Yet for 40 years the UK government has ensured that but for a couple of episodes the income, wealth and power of finance and property rentiers have been booming, a consistent and amazing record of success. Few businesses have in the same period done the same to their shareholders.
At the same time while government screw-ups happen, the state broadly works, despite the enormous difficulties and complexities of its activities, and life goes on.
«business leadership looks good because bad business leadership goes bust»
That happens very rarely indeed: there are extensive studies that most businesses are "zombies" and barely survive while being appallingly run, and my experience with working in both private and public organisations is that they are usually badly run, with pockets of good management that keep the whole going.
Consider a great leader like Jack Welch: while he was running GE he created a situation that led to it having huge strategic issue soon thereafter. If the CEO of GE is not good at strategic positioning, why was he paid so much?
«or gets sacked»
But but but -- you are arguing that sacking individuals has not effect in the public area, why should it have it in the private areas? We all know that sacked executives get massive payouts regardless. Besides when a bad business goes bust new bad businesses arise, just as for failed government entities.

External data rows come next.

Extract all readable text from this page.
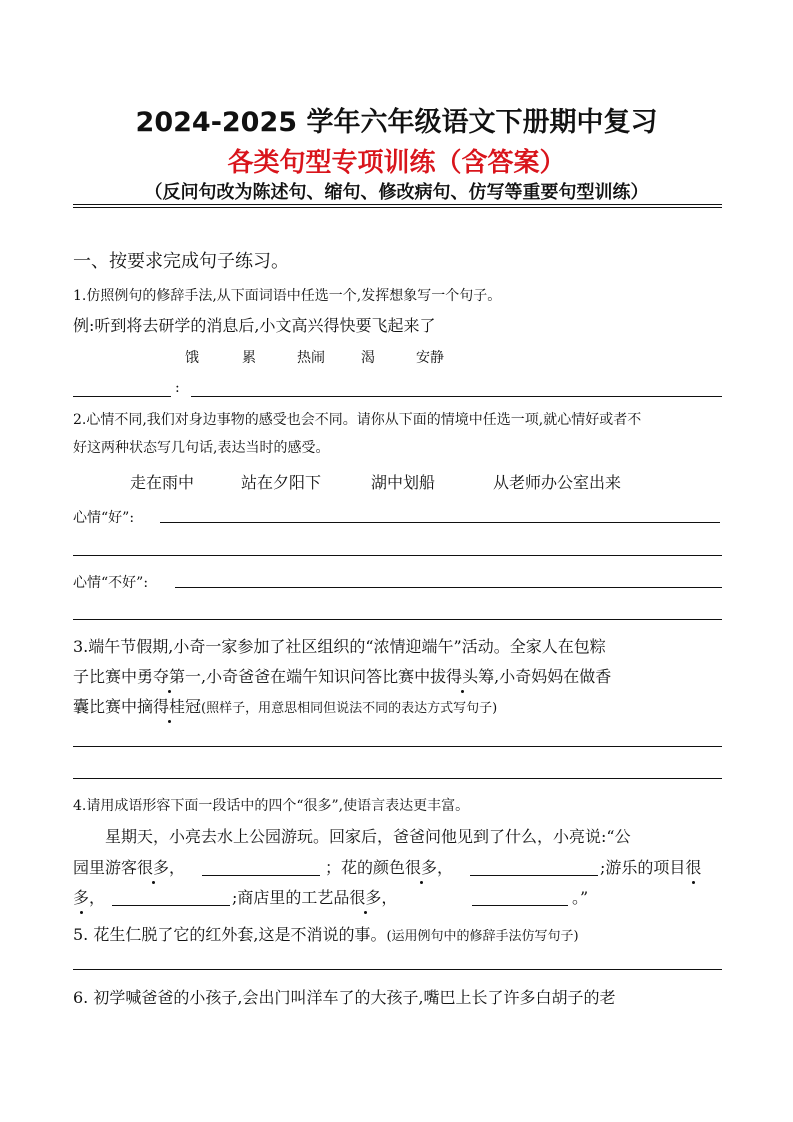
2024-2025 学年六年级语文下册期中复习
各类句型专项训练（含答案）
（反问句改为陈述句、缩句、修改病句、仿写等重要句型训练）
一、按要求完成句子练习。
1.仿照例句的修辞手法,从下面词语中任选一个,发挥想象写一个句子。
例:听到将去研学的消息后,小文高兴得快要飞起来了
饿	累	热闹	渴	安静
:
2.心情不同,我们对身边事物的感受也会不同。请你从下面的情境中任选一项,就心情好或者不
好这两种状态写几句话,表达当时的感受。
走在雨中	站在夕阳下	湖中划船	从老师办公室出来
心情“好”:
心情“不好”:
3.端午节假期,小奇一家参加了社区组织的“浓情迎端午”活动。全家人在包粽
子比赛中勇夺第一,小奇爸爸在端午知识问答比赛中拔得头筹,小奇妈妈在做香
囊比赛中摘得桂冠(照样子，用意思相同但说法不同的表达方式写句子)
4.请用成语形容下面一段话中的四个“很多”,使语言表达更丰富。
星期天，小亮去水上公园游玩。回家后，爸爸问他见到了什么，小亮说:“公
园里游客很多，	；花的颜色很多，	;游乐的项目很
多，	;商店里的工艺品很多，	。”
5. 花生仁脱了它的红外套,这是不消说的事。(运用例句中的修辞手法仿写句子)
6. 初学喊爸爸的小孩子,会出门叫洋车了的大孩子,嘴巴上长了许多白胡子的老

But in general the arguments in this post are really on the usual unrealistic fantasies that somehow organisations disciplined by feedback from customers are necessarily better than those disciplined by feedback from voters.
This is a really unrealistic argument because as W Buffett says the essence of most successful businesses is having a "moat" that guarantees a certain level of profitability, and he correctly opined that “When a management with a reputation for brilliance tackles a business with a reputation for bad economics, it is the reputation of the business that remains intact.” and vice-versa applies too, that a poor management in a business with good economics is better than good management in a business with bad economics.

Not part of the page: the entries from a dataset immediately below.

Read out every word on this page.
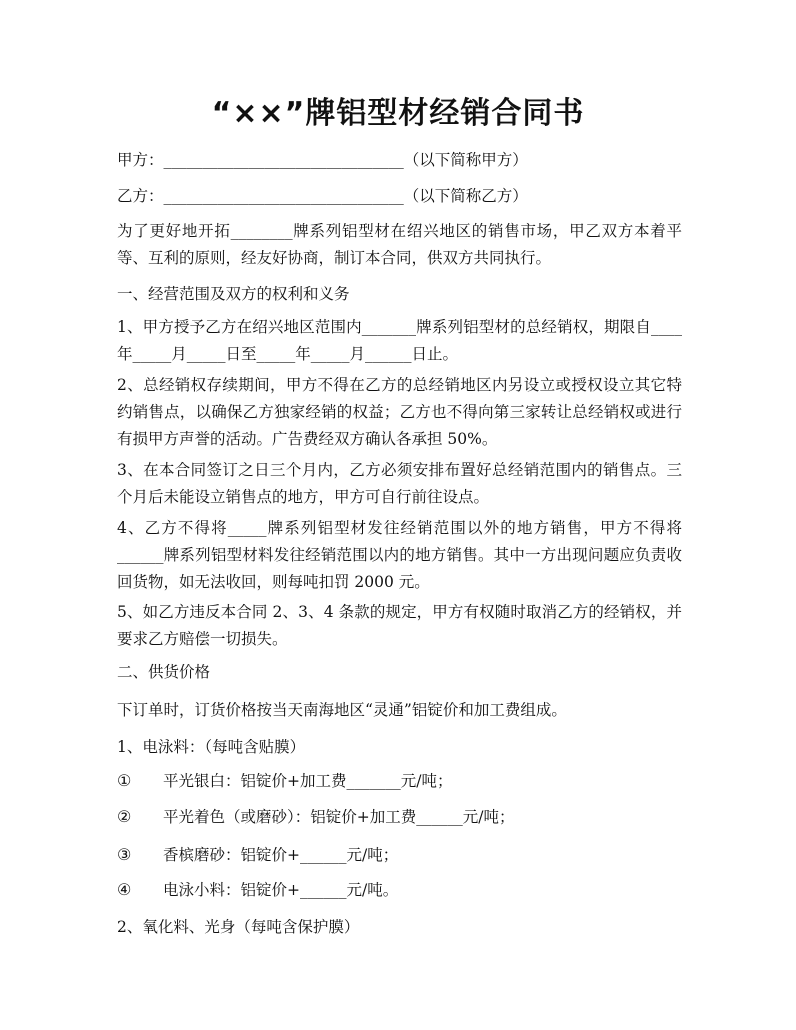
“××”牌铝型材经销合同书
甲方：_______________________________（以下简称甲方）
乙方：_______________________________（以下简称乙方）
为了更好地开拓________牌系列铝型材在绍兴地区的销售市场，甲乙双方本着平等、互利的原则，经友好协商，制订本合同，供双方共同执行。
一、经营范围及双方的权利和义务
1、甲方授予乙方在绍兴地区范围内_______牌系列铝型材的总经销权，期限自____年_____月_____日至_____年_____月______日止。
2、总经销权存续期间，甲方不得在乙方的总经销地区内另设立或授权设立其它特约销售点，以确保乙方独家经销的权益；乙方也不得向第三家转让总经销权或进行有损甲方声誉的活动。广告费经双方确认各承担 50%。
3、在本合同签订之日三个月内，乙方必须安排布置好总经销范围内的销售点。三个月后未能设立销售点的地方，甲方可自行前往设点。
4、乙方不得将_____牌系列铝型材发往经销范围以外的地方销售，甲方不得将______牌系列铝型材料发往经销范围以内的地方销售。其中一方出现问题应负责收回货物，如无法收回，则每吨扣罚 2000 元。
5、如乙方违反本合同 2、3、4 条款的规定，甲方有权随时取消乙方的经销权，并要求乙方赔偿一切损失。
二、供货价格
下订单时，订货价格按当天南海地区“灵通”铝锭价和加工费组成。
1、电泳料：（每吨含贴膜）
① 平光银白：铝锭价+加工费_______元/吨；
② 平光着色（或磨砂）：铝锭价+加工费______元/吨；
③ 香槟磨砂：铝锭价+______元/吨；
④ 电泳小料：铝锭价+______元/吨。
2、氧化料、光身（每吨含保护膜）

In general to last across both good and bad times a real-world business needs a built-in advantage (and while it can be government protection, like finance and property in England, most private businesses have something else), and that also allows it to survive bad managers, which then prosper; in addition in most businesses the majority (even a large majority) of the organisation can and usually does perform badly, and usually only a crucial minority enables it to survive and make profits (and often it is not even the minority that manages it). Which is again not that different from most government organisations, including the armed forces.
Frantic handwaving that superior management is the one or main factor that make darwinian businesses outperform coddled state organizations is thus rather misguided, both because usually it is not superior management, and because most businesses don't outperform state organisations.